The ambitious agenda for the “America’s Journey for Justice” march, which will commence on August 1 in Selma, Ala., will call on presidential candidates to lay out their positions on voting rights, high unemployment, declining schools, racial profiling and criminal justice reform—all central topics at the organization’s 106th convention that’s been meeting this week in the City of Brotherly Love.
“We want to leave this convention gearing up for America’s Journey for Justice,” said Cornell William Brooks, president of the NAACP. “The theme is that our lives, our votes, our jobs, and our schools matter. And certainly the lives of Black and Brown people matter, but also the life of our constitutional democracy matters.”
In an interview with Diverse, Brooks said that the organization is moving its members from the theoretical to the practical and has partnered with other groups such as the Sierra Club, Greenpeace, National Coalition on Black Civic Participation and the National Action Network to pull off the 46-day march.
“We are walking people through what ending racial profiling looks like; what are the elements?” he said, adding that the recent rash of police shootings of unarmed Black men across the nation is evidence that there is not a national standard for what constitutes excessive force by a police officer.
Brooks said that the march will begin in Selma to commemorate the 50th anniversary of the historic Selma to Montgomery march and to call attention to the Shelby v. Holder case that originated in Alabama.

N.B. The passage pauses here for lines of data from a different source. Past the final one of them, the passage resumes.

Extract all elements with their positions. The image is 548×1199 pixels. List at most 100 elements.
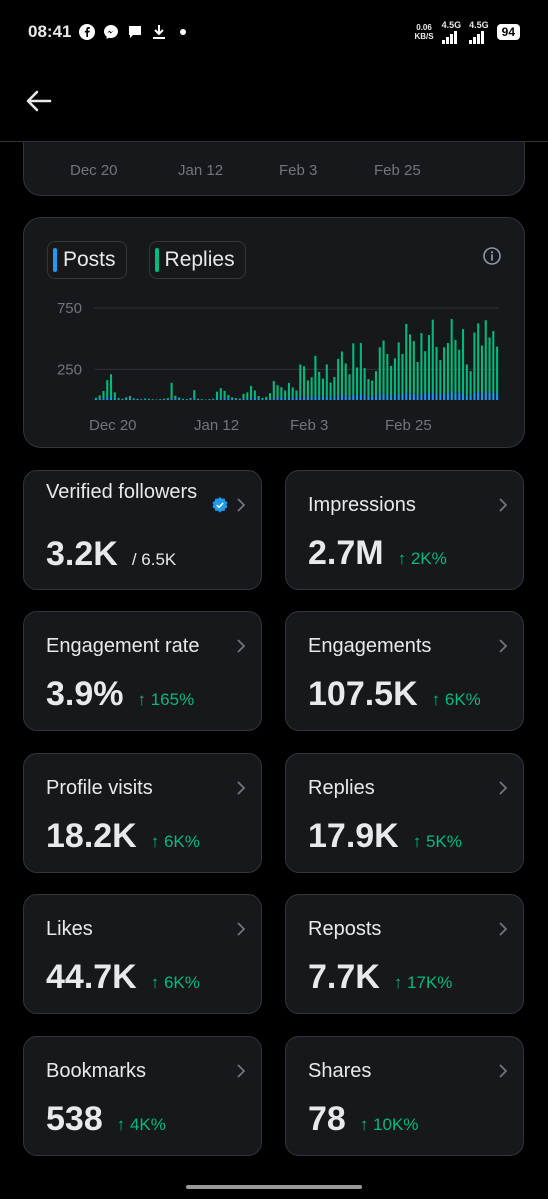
legend-replies[interactable]: Replies bbox=[148, 241, 246, 279]
bar-posts bbox=[409, 393, 412, 400]
legend-swatch-replies bbox=[154, 248, 159, 272]
bar-replies bbox=[200, 399, 203, 400]
bar-posts bbox=[420, 393, 423, 400]
bar-posts bbox=[102, 398, 105, 400]
bar-replies bbox=[253, 390, 256, 398]
bar-posts bbox=[189, 399, 192, 400]
bar-posts bbox=[257, 398, 260, 400]
back-button[interactable] bbox=[24, 86, 54, 116]
stat-card-likes[interactable]: Likes 44.7K ↑ 6K% bbox=[23, 894, 262, 1014]
bar-posts bbox=[227, 398, 230, 400]
chevron-right-icon bbox=[237, 922, 246, 936]
bar-posts bbox=[393, 395, 396, 400]
bar-replies bbox=[488, 337, 491, 393]
bar-posts bbox=[333, 396, 336, 400]
bar-replies bbox=[223, 390, 226, 399]
stat-label: Shares bbox=[308, 1060, 372, 1082]
stat-card-profile-visits[interactable]: Profile visits 18.2K ↑ 6K% bbox=[23, 753, 262, 873]
network-speed: 0.06 KB/S bbox=[414, 23, 434, 41]
stat-value-row: 78 ↑ 10K% bbox=[308, 1100, 418, 1138]
chat-icon bbox=[127, 24, 143, 40]
stat-card-engagement-rate[interactable]: Engagement rate 3.9% ↑ 165% bbox=[23, 611, 262, 731]
bar-replies bbox=[227, 395, 230, 399]
bar-replies bbox=[480, 345, 484, 394]
home-indicator[interactable] bbox=[186, 1185, 362, 1189]
bar-replies bbox=[393, 358, 396, 396]
bar-posts bbox=[98, 398, 101, 400]
signal-icon bbox=[441, 30, 457, 44]
bar-posts bbox=[477, 392, 480, 400]
bar-posts bbox=[318, 396, 321, 400]
x-tick-label: Feb 25 bbox=[385, 417, 432, 434]
stat-card-engagements[interactable]: Engagements 107.5K ↑ 6K% bbox=[285, 611, 524, 731]
stat-label: Likes bbox=[46, 918, 93, 940]
bar-posts bbox=[310, 395, 313, 400]
bar-posts bbox=[356, 395, 359, 400]
bar-posts bbox=[496, 393, 499, 400]
bar-replies bbox=[359, 342, 362, 395]
stat-card-reposts[interactable]: Reposts 7.7K ↑ 17K% bbox=[285, 894, 524, 1014]
bar-posts bbox=[303, 396, 306, 400]
stat-card-impressions[interactable]: Impressions 2.7M ↑ 2K% bbox=[285, 470, 524, 590]
bar-replies bbox=[117, 398, 120, 400]
bar-replies bbox=[234, 398, 237, 400]
bar-posts bbox=[325, 396, 328, 400]
bar-posts bbox=[484, 391, 487, 400]
bar-posts bbox=[321, 396, 325, 400]
bar-posts bbox=[431, 392, 434, 400]
bar-posts bbox=[337, 395, 340, 400]
info-icon[interactable] bbox=[482, 246, 502, 266]
bar-replies bbox=[193, 390, 196, 399]
bar-posts bbox=[412, 393, 415, 400]
x-tick-label: Dec 20 bbox=[89, 417, 137, 434]
bar-posts bbox=[424, 394, 427, 400]
stat-card-verified-followers[interactable]: Verified followers 3.2K / 6.5K bbox=[23, 470, 262, 590]
bar-posts bbox=[109, 396, 113, 400]
legend-swatch-posts bbox=[53, 248, 57, 272]
stat-change: ↑ 6K% bbox=[150, 973, 200, 992]
bar-replies bbox=[348, 374, 351, 397]
bar-replies bbox=[208, 399, 211, 400]
stat-change: ↑ 17K% bbox=[393, 973, 453, 992]
y-tick-label: 250 bbox=[57, 361, 82, 378]
stat-card-replies[interactable]: Replies 17.9K ↑ 5K% bbox=[285, 753, 524, 873]
bar-replies bbox=[454, 339, 457, 393]
bar-replies bbox=[106, 380, 109, 398]
bar-replies bbox=[344, 363, 347, 396]
bar-replies bbox=[462, 329, 465, 393]
bar-replies bbox=[303, 366, 306, 397]
stat-label: Verified followers bbox=[46, 481, 198, 503]
legend-posts[interactable]: Posts bbox=[47, 241, 127, 279]
stat-change: ↑ 6K% bbox=[150, 832, 200, 851]
bar-replies bbox=[390, 365, 393, 396]
bar-posts bbox=[344, 395, 347, 400]
bar-posts bbox=[352, 394, 355, 400]
bar-posts bbox=[106, 397, 109, 400]
bar-posts bbox=[374, 395, 378, 400]
bar-replies bbox=[166, 398, 169, 400]
bar-replies bbox=[265, 396, 268, 400]
bar-posts bbox=[272, 398, 275, 400]
bar-posts bbox=[462, 392, 465, 400]
bar-replies bbox=[121, 398, 124, 400]
bar-posts bbox=[439, 394, 442, 400]
bar-posts bbox=[265, 399, 268, 400]
stat-card-bookmarks[interactable]: Bookmarks 538 ↑ 4K% bbox=[23, 1036, 262, 1156]
bar-posts bbox=[253, 397, 256, 400]
bar-posts bbox=[306, 397, 309, 400]
bar-replies bbox=[363, 368, 366, 396]
bar-posts bbox=[382, 393, 385, 400]
bar-replies bbox=[215, 391, 219, 400]
bar-replies bbox=[174, 395, 177, 399]
bar-replies bbox=[446, 342, 449, 394]
stat-label: Engagements bbox=[308, 635, 432, 657]
bar-replies bbox=[371, 380, 374, 397]
bar-replies bbox=[431, 319, 434, 393]
bar-replies bbox=[477, 323, 480, 393]
bar-replies bbox=[435, 347, 438, 394]
arrow-left-icon bbox=[26, 90, 52, 112]
stat-card-shares[interactable]: Shares 78 ↑ 10K% bbox=[285, 1036, 524, 1156]
bar-replies bbox=[492, 331, 495, 393]
x-tick-label: Feb 25 bbox=[374, 162, 421, 179]
stat-value-row: 44.7K ↑ 6K% bbox=[46, 958, 200, 996]
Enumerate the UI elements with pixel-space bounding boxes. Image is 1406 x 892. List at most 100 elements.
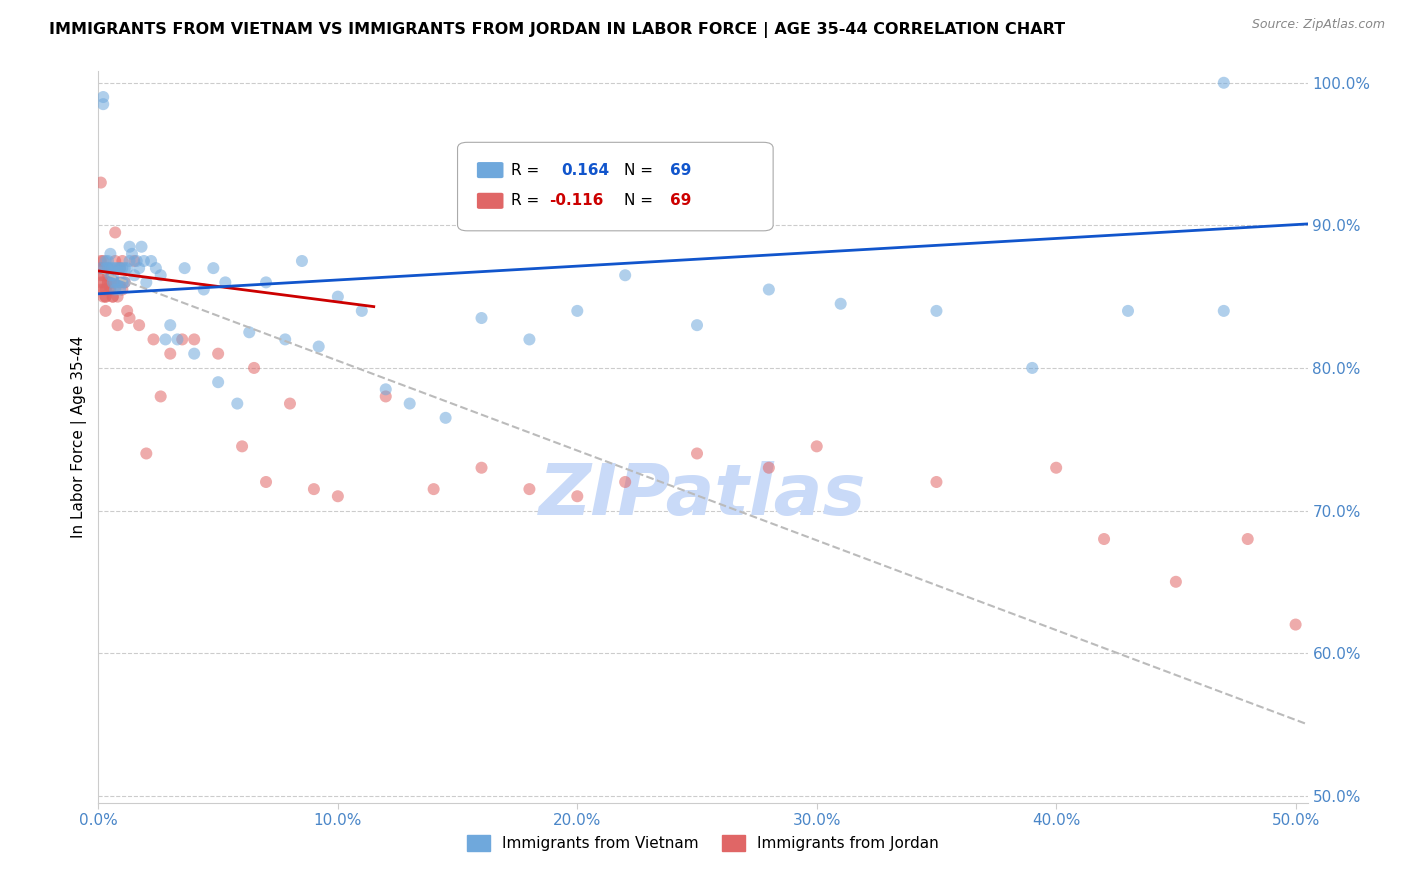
Point xyxy=(614,475,637,489)
Point xyxy=(567,304,589,318)
Point xyxy=(567,489,589,503)
Point xyxy=(94,254,117,268)
Point xyxy=(172,333,194,347)
Point xyxy=(97,261,120,276)
Point xyxy=(101,290,124,304)
Point xyxy=(1284,617,1306,632)
Point xyxy=(90,276,112,290)
Point xyxy=(90,261,112,276)
Point xyxy=(91,283,114,297)
Point xyxy=(374,389,396,403)
Point xyxy=(1164,574,1187,589)
Text: 69: 69 xyxy=(671,162,692,178)
Point xyxy=(97,276,120,290)
Point xyxy=(104,283,127,297)
Point xyxy=(1212,76,1234,90)
Point xyxy=(202,261,225,276)
Point xyxy=(100,283,122,297)
Point xyxy=(758,460,780,475)
Point xyxy=(830,297,852,311)
Point xyxy=(101,290,124,304)
Text: Source: ZipAtlas.com: Source: ZipAtlas.com xyxy=(1251,18,1385,31)
Point xyxy=(91,276,114,290)
Point xyxy=(173,261,195,276)
Point xyxy=(470,311,492,326)
Text: 0.164: 0.164 xyxy=(561,162,610,178)
Point xyxy=(108,261,131,276)
Point xyxy=(139,254,162,268)
Point xyxy=(91,268,114,283)
Point xyxy=(91,97,114,112)
Point xyxy=(90,268,112,283)
Point xyxy=(1092,532,1115,546)
Text: IMMIGRANTS FROM VIETNAM VS IMMIGRANTS FROM JORDAN IN LABOR FORCE | AGE 35-44 COR: IMMIGRANTS FROM VIETNAM VS IMMIGRANTS FR… xyxy=(49,22,1066,38)
Point xyxy=(434,410,457,425)
Point xyxy=(278,396,301,410)
Point xyxy=(90,283,112,297)
Point xyxy=(806,439,828,453)
Point xyxy=(1045,460,1067,475)
Legend: Immigrants from Vietnam, Immigrants from Jordan: Immigrants from Vietnam, Immigrants from… xyxy=(461,830,945,857)
FancyBboxPatch shape xyxy=(477,193,503,209)
Point xyxy=(111,283,134,297)
Point xyxy=(100,247,122,261)
Point xyxy=(94,261,117,276)
Point xyxy=(94,283,117,297)
Point xyxy=(686,446,709,460)
Point xyxy=(214,276,236,290)
Point xyxy=(135,446,157,460)
Point xyxy=(758,283,780,297)
Point xyxy=(108,283,131,297)
Point xyxy=(326,489,349,503)
Point xyxy=(101,261,124,276)
Point xyxy=(94,290,117,304)
Point xyxy=(91,290,114,304)
Point xyxy=(274,333,297,347)
Point xyxy=(107,318,129,333)
Point xyxy=(114,276,136,290)
Point xyxy=(111,261,134,276)
Point xyxy=(350,304,373,318)
Text: 69: 69 xyxy=(671,194,692,209)
Point xyxy=(470,460,492,475)
Point xyxy=(101,268,124,283)
Text: N =: N = xyxy=(624,162,658,178)
Point xyxy=(91,261,114,276)
Point xyxy=(1212,304,1234,318)
Point xyxy=(121,247,143,261)
Point xyxy=(519,482,541,496)
Point xyxy=(326,290,349,304)
Point xyxy=(111,254,134,268)
Point xyxy=(104,226,127,240)
Point xyxy=(238,326,260,340)
Point xyxy=(132,254,155,268)
Point xyxy=(183,333,205,347)
Point xyxy=(101,276,124,290)
Point xyxy=(145,261,167,276)
FancyBboxPatch shape xyxy=(457,143,773,231)
Point xyxy=(231,439,253,453)
Point xyxy=(254,276,277,290)
Point xyxy=(226,396,249,410)
Point xyxy=(1236,532,1258,546)
Point xyxy=(97,268,120,283)
Point xyxy=(207,375,229,389)
Point xyxy=(925,304,948,318)
Point xyxy=(108,261,131,276)
Point xyxy=(94,290,117,304)
Point xyxy=(114,276,136,290)
Point xyxy=(243,360,266,375)
FancyBboxPatch shape xyxy=(477,162,503,178)
Point xyxy=(118,240,141,254)
Point xyxy=(100,276,122,290)
Point xyxy=(100,268,122,283)
Point xyxy=(97,254,120,268)
Point xyxy=(118,311,141,326)
Text: N =: N = xyxy=(624,194,658,209)
Point xyxy=(166,333,188,347)
Point xyxy=(114,261,136,276)
Point xyxy=(149,389,172,403)
Point xyxy=(104,276,127,290)
Point xyxy=(398,396,420,410)
Point xyxy=(291,254,314,268)
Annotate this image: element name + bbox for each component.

In that case, the U.S. Supreme Court struck down Section 4 of the Voting Rights Act that addressed the fact that racial discrimination in voting had taken place in the country and that remedies were needed to get rid of discriminatory voting practices such as literacy tests and voter identification laws. The Supreme Court ruling has now allowed jurisdictions to make voting changes without seeking pre-clearance from the federal government.